After working behind the scenes for over a decade, Gary feels it is now time to take hold of the opportunities that seem to continually present themselves.
“I’ve got all these God-given opportunities lined up right now, so I’m just going to take them and not sit on my butt,” he says confidently.
He is just about to release an album through Sony Music.
“My friend Premo D’anger is coming out in August and I want to record with him. Guy Sebastian has written a song for me, I’ve written a song with Daniel Merriweather and right after this I’m going to record with Li’l Jon,” he says, seeming passionate about his plans.
“In the past, I think a little bit of my ego popped up when I was dropped by my label. I didn’t want to deal with any of them anymore. I got very disappointed and disillusioned with it all,” he says with mature hindsight. “I didn’t see the opportunities in a door closing and others opening.”

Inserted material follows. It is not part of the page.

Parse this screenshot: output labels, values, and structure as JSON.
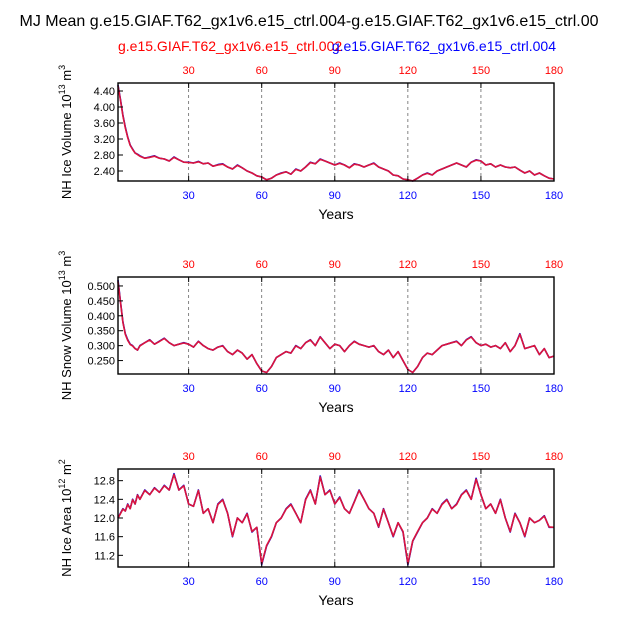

There is one thing that this busy musician knows for sure, and that is that to make it in the music industry these days, an artist has to be multi-faceted. “Its very hard to survive as an artist otherwise.”
“You just have to aim at the right thing with your arrow and persevere in this industry,” he says with an air of resolve.
Gary is confident about his new album and hopes to have a single on the radio within two months.
“Its all bubbling,” he adds with yet another joyful smile resurfacing upon his face again.